Излечивает болезни целого региона... В этом смысл нашей процедуры.
Может быть, может быть, — рассеянно соглашался приходивший в себя Качан. — Хотелось бы верить. Скажите, это ваши собственные мысли?
— И свои... И — чужие... Наука не исключает чужих открытий. Но вы потерпите. Вот здесь...Он надавил раз, другой... Разгоряченные и еще более жесткие пальцы Копылова, как в вату,
Вонзились в рыхлое тело Качана, прошлись под ребром и словно крючьями зацепили нерв... Боль прострелила все тело, бросила в жар.
Это слишком! — Качан попытался увернуться от бегающих пальцев массажиста. Но пальцы настигали, за одной волной катилась другая волна боли, третья. И Качан уже терял терпенье, он весь покраснел и покрылся испариной... А руки снова взлетали над ним, и он видел, как были красны и словно бы дымились подушечки пальцев Копылова.
Шел десятый день пребывания Качана в клинике Углова; сегодня он принял третий массаж — последний и самый мучительный. Назначь ему Копылов четвертый, пятый — он бы, наверное, не выдержал, попросил ослабить болевые нажимы, но Копылов сказал: "Хватит! Посмотрим, как поведет себя ваше сердце". А сердце — умница, трудилось без сбоев. Качан уже много и резво ходил по коридорам — в безлюдных местах переходил на скорый шаг: взад-вперед, взад-вперед. До пота, до легкой ломоты в ногах. А сердце — как бы не сглазить! — билось в груди ровно и сильно...
Качану никто ничего не носил. В клинике он сидел на строгой диете, чувствовал, как тает масса его тела и весь он становится крепче и легче.

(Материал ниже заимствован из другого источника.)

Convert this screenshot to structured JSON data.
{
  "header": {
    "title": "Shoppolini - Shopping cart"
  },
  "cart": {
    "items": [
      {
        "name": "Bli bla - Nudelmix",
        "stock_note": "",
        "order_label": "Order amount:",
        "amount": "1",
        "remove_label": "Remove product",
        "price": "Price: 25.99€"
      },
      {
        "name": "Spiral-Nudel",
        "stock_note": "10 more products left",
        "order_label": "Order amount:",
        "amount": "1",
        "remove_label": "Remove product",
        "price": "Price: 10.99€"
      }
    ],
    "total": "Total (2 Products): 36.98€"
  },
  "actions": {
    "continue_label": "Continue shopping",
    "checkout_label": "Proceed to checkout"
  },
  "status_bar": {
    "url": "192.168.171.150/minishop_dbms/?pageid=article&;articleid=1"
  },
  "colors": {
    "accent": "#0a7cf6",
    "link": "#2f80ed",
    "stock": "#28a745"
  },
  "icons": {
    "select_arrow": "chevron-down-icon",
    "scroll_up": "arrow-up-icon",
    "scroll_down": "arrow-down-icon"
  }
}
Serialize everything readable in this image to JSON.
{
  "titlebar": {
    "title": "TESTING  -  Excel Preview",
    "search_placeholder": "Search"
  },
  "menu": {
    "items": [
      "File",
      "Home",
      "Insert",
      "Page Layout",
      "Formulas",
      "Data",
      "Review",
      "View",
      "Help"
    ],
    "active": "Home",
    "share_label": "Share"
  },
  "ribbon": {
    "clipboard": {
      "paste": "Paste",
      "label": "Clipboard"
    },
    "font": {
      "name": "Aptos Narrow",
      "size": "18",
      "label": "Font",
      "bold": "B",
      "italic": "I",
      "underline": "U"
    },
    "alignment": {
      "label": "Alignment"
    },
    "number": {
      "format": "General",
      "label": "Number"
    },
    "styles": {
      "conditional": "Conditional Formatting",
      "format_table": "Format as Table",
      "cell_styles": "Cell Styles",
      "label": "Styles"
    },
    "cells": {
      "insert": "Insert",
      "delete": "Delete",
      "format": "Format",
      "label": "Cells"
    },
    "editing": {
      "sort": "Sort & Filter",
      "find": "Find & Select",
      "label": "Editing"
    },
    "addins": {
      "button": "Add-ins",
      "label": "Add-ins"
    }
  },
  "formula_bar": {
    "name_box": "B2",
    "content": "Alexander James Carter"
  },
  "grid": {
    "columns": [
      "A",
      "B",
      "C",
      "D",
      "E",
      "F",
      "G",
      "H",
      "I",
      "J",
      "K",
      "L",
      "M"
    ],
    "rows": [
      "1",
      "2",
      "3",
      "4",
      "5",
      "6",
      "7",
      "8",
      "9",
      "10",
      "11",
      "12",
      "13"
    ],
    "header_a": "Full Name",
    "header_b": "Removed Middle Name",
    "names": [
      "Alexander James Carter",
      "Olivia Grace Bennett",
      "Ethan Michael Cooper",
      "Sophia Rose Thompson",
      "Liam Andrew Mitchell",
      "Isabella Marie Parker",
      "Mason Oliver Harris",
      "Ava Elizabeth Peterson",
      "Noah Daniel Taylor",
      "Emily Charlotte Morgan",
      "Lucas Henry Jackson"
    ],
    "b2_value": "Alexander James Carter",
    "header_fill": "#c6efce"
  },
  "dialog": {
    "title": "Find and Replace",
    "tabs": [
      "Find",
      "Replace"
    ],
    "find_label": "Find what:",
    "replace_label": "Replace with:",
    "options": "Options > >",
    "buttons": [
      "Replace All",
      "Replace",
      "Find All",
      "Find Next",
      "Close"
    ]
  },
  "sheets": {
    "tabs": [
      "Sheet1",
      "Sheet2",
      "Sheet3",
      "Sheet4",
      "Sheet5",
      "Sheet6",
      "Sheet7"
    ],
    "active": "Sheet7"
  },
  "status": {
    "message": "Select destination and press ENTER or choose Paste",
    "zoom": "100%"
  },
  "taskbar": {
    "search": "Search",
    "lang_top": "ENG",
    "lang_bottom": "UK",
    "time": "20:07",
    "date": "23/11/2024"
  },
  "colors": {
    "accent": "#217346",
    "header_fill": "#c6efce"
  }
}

Вскоре Углов назначил ему блокады с введением лекарства в область сердца... Ночью Качан долго не мог заснуть, Длинная, кривая игла маячила перед глазами. "Нужна большая точность... можно задеть сосуды", — беспокойно бились в сознании чьи-то слова.
Утром сестра едва разбудила Качана.
В одиннадцать часов вам назначена операция.
Укол или операция? Сестра пожала плечами.
Чтобы как-то скоротать время, он вышел в коридор и до одиннадцати толкался у дверей палат. Затем дежурная сестра привела Качана в предоперационную. Тут было много народа: готовили операционный стол, пробовали лампы, тянули провода к аппарату со стеклянными цилиндрами.
Потом Бориса усадили в кресло, которое тут же опустилось, и он оказался в полулежачем положении. Свет слепил глаза, слева и справа хлопотали сестры. Углов в операционной не появлялся, но Борис чувствовал, что его ждали.
В руках одной из сестер он увидел иглу — ту самую, длинную, кривую. Качан криво усмехнулся. Хотелось спросить: а не опасно это, сестра?.. Появился Углов. В откинутую назад руку ему вложили баллон с иглой. Другой рукой он коснулся груди Качана, нащупал мягкое место — там, где шея соединяется с грудью. Игла кольнула, стала погружаться. Ни наркоза, ни просьбы закрыть плаза... Борис видел и чувствовал, как длинная, блестевшая в лучах лампы игла уходила в полость груди. И затем так же видел, как Углов большим пальцем с силой надавил поршень. Внутри стало тепло — все теплее, теплее.
— Мне жарко, — проговорил Борис.
Ничего. Так действует новокаин.
Очень жарко. Я теряю сознание...
Крепитесь, мы даем вам большую дозу лекарств.
НА КРУГИ СВОЯ
Около месяца пролежал в клинике Борис Качан. Дважды ему делали болевой массаж и дважды — новокаиновую блокаду сердца. За это время он не выкурил ни одной сигареты. Врачи в клинике предупреждали: за рюмку или сигарету — выпишем.
Борис похудел на двенадцать килограммов. И когда после клиники вечером поднимался к другу на третий этаж, то, к радости великой, не почувствовал обычного сердцебиения.
— Явился — не замочился! — встречал его друг. — А мы уж думали — укатил в Москву. Переступив порог гостиной, Борис увидел накрытый стол. И ряды бутылок с яркими наклейками. Сердце екнуло, но тут же решил: "Пить не буду!"
С этой мыслью Качан садился за стол...
Юра Кочергин жил когда-то в Москве, по соседству с Борисом. Они учились в одной школе. Потом Юра женился и переехал в Ленинград. Здесь он работал архитектором.